I read a thread that was from 2010 in which it seemed many customers were having problems with Verstranz EPT custom transfers. It is now 2012, is VErstranz EPT great quality? (yes I realize "great" is subjective) Has anyone used Versatranz EPT lately?


----------



## GN (Aug 1, 2011)

anyone? ...


----------



## ordenta (Sep 28, 2010)

I use them and have had no problems. When I originally searched this forum for recommendations on who to use to make my transfers, everything I read said they are excellent quality and great prices. I never saw any topics regarding there being any problems with them. 

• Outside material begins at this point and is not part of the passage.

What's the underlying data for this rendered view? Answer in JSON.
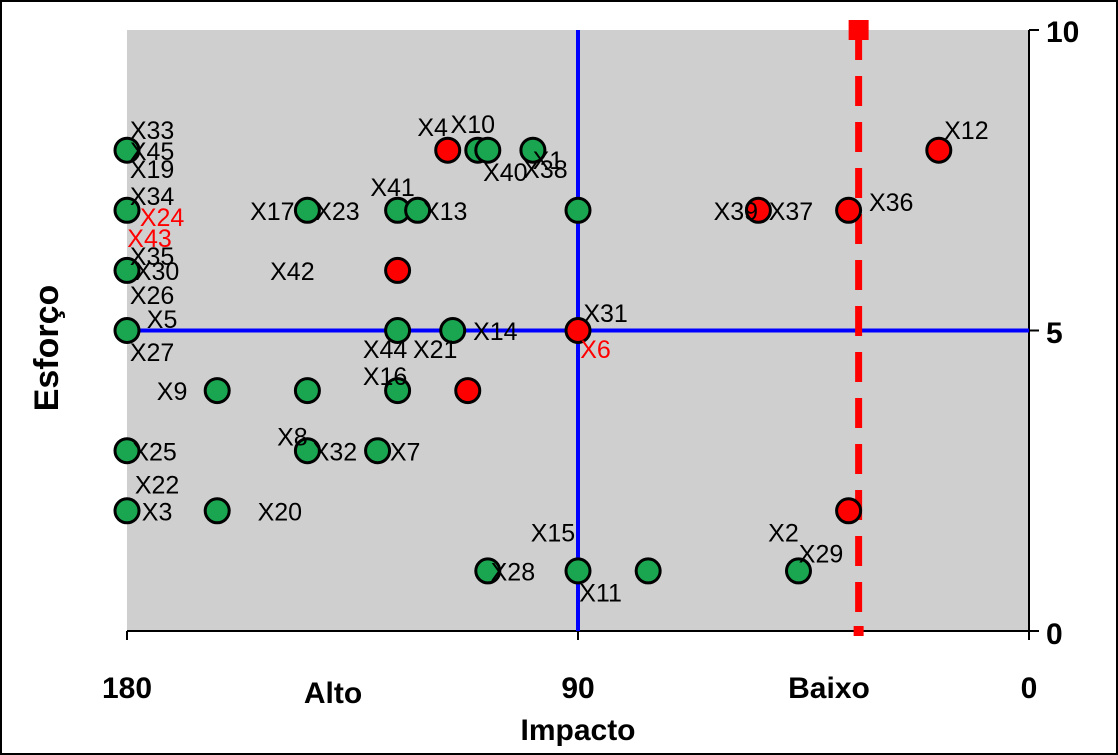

Sent from my Galaxy Nexus using T-Shirt Forums


----------



## wormil (Jan 7, 2008)

I remember a few posts of people having issues but in general I believe they are highly regarded. I haven't used them because they are very expensive.


----------



## Git-Bit (Oct 23, 2009)

I use them every week and have had 0 problems....I can honestly say in the last 3 years i"ve probably ordered 20,000 plus transfers from them and had maybe 10-15 transfers that where unusable for one reason or the other, but you generally always get a few extras with the order that make up for any misprints that get in with an order which is very rare.....I have had no customer complaints and I see kids all the time wearing event shirts I did 2 years ago and the shirts still look great......I would not hesitate to recommend them to anyone....I wish they where closer to me  Good Luck!!

Xcellent Graphics


----------